Sites Inria

Version française

European project

Laure Guion - 26/10/2012

Metadata for a better understanding of the past

© CNRS Photothèque / Christophe Lebedinsky

2014 marks the centenary of the First World War. But how can such an event be commemorated when the relevant historical resources are scattered throughout the whole of Europe and historians have not yet been able to conduct an exhaustive study of all of them? Laurent Romary explains how, with the CENDARI project, computational sciences can provide a solution to this problem and come to the aid of all social sciences.
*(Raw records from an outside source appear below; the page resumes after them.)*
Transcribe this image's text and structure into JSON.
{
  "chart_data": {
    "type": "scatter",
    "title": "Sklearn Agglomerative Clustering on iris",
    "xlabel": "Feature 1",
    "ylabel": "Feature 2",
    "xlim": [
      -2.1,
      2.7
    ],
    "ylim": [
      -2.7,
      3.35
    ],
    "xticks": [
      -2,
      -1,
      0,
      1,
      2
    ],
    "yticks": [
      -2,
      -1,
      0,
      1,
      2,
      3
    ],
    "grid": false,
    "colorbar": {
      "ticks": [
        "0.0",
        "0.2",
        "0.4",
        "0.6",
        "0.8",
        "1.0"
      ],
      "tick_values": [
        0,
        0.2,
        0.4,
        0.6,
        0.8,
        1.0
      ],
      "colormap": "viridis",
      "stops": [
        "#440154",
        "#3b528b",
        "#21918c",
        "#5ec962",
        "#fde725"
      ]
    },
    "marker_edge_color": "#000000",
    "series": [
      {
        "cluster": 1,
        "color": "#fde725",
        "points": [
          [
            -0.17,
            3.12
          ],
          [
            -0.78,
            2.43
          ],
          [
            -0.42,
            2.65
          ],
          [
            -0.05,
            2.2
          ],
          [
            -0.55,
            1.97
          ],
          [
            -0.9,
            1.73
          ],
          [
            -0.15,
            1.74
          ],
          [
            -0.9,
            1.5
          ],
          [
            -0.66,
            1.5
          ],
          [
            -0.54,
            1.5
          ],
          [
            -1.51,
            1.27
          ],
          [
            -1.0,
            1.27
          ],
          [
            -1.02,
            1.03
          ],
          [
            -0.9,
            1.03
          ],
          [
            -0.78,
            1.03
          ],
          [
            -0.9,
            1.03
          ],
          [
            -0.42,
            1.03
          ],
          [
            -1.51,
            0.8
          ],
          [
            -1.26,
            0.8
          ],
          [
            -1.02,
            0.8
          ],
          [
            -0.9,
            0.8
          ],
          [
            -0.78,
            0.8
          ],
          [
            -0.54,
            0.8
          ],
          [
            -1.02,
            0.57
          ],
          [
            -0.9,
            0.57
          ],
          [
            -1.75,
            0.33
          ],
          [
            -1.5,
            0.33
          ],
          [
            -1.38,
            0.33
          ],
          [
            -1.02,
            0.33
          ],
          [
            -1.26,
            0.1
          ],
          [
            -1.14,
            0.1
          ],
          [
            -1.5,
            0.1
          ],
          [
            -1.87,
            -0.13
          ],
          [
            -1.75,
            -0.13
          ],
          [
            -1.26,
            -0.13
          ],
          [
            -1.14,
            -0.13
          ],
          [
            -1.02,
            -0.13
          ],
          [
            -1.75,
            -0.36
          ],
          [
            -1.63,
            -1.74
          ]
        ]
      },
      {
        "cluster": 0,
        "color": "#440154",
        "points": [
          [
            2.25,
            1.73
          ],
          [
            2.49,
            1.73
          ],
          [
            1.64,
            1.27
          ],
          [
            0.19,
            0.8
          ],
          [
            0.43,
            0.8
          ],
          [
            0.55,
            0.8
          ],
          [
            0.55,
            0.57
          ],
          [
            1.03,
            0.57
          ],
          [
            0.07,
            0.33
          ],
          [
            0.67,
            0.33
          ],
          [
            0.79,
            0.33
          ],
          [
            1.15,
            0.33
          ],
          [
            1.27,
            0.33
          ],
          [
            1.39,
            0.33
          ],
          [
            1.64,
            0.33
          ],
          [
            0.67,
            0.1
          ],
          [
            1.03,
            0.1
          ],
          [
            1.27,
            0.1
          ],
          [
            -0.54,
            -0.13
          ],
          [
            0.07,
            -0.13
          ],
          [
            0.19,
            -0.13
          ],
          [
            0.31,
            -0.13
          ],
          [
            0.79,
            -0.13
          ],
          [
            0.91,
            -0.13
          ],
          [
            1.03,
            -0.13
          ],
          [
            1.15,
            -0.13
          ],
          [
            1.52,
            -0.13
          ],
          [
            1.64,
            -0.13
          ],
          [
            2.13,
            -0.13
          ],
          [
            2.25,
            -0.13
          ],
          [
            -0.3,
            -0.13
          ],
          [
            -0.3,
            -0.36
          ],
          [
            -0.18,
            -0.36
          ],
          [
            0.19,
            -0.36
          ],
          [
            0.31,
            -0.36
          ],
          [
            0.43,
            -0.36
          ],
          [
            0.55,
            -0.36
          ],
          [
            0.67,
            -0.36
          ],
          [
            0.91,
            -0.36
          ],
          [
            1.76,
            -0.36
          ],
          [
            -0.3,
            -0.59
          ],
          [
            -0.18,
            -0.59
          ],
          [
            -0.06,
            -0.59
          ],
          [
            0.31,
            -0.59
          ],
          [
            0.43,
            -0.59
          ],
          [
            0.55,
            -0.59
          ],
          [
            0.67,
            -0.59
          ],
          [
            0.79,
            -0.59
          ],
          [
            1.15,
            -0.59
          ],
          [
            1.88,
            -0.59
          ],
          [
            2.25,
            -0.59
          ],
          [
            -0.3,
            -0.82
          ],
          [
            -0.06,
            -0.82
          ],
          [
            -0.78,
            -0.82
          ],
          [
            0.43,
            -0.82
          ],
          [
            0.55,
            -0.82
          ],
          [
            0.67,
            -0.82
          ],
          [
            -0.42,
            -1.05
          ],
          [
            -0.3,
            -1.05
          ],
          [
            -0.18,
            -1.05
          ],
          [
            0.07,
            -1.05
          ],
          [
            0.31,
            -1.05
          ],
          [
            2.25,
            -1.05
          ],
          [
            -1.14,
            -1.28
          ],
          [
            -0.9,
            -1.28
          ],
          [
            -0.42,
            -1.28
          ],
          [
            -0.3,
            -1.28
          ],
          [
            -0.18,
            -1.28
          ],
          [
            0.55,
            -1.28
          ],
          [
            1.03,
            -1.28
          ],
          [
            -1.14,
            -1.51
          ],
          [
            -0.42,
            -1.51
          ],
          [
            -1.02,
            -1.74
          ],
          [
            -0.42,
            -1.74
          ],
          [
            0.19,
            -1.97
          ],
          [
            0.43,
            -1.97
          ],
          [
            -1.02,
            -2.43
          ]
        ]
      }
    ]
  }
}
What is CENDARI and what is your goal?

CENDARI is a European project that strengthens collaboration between computational science researchers and historians , with the aim of networking archives from various corners of the continent. This initiative is part of the DARIAH infrastructure project, which aims to promote cooperation on methodologies and tools to aid research in social sciences . Inria is a stakeholder as I am one of its three co-directors. CENDARI focuses on history - specifically, the medieval period and the First World War . Historians studying both periods find it difficult to access archive data, which is spread out across Europe. They are faced with two problems. The first is the great diversity of documentary resources. Materials concerning the First World War, for example, include posters, billboards, audio and video archives, books, objects, artefacts, clothing, and maps. All these materials are scattered across Europe - in France, of course, but also in Serbia, Poland, Russia, and elsewhere. As the entire European continent was impacted by the event, historical resources exist everywhere. The second obstacle is unequal knowledge of the available resources. For example, the German federal archives, with their very precise explanatory texts, are very well known, whereas we know almost nothing about the archives in Serbia. The positive point is that we can draw inspiration from successful initiatives across Europe, an excellent example being the Czech National Library's medieval Manuscriptorium, and replicate them elsewhere.

What are the tangible benefits for researchers?

Imperial War Museum archives

Our goal is to use computational sciences to help other sciences - in this case, social sciences. The idea is to enable researchers to connect to all the European data, so as to be able to search for information  about a particular place, period or person. With regard to the First World War, we should be able to trace the itinerary of a Russian general in a certain period, or know how the inhabitants of a village around Verdun lived during the Second Battle of the Aisne. We can make the same transposition for the medieval period, to understand how it was that the same person came to be cited in several parchments across Europe.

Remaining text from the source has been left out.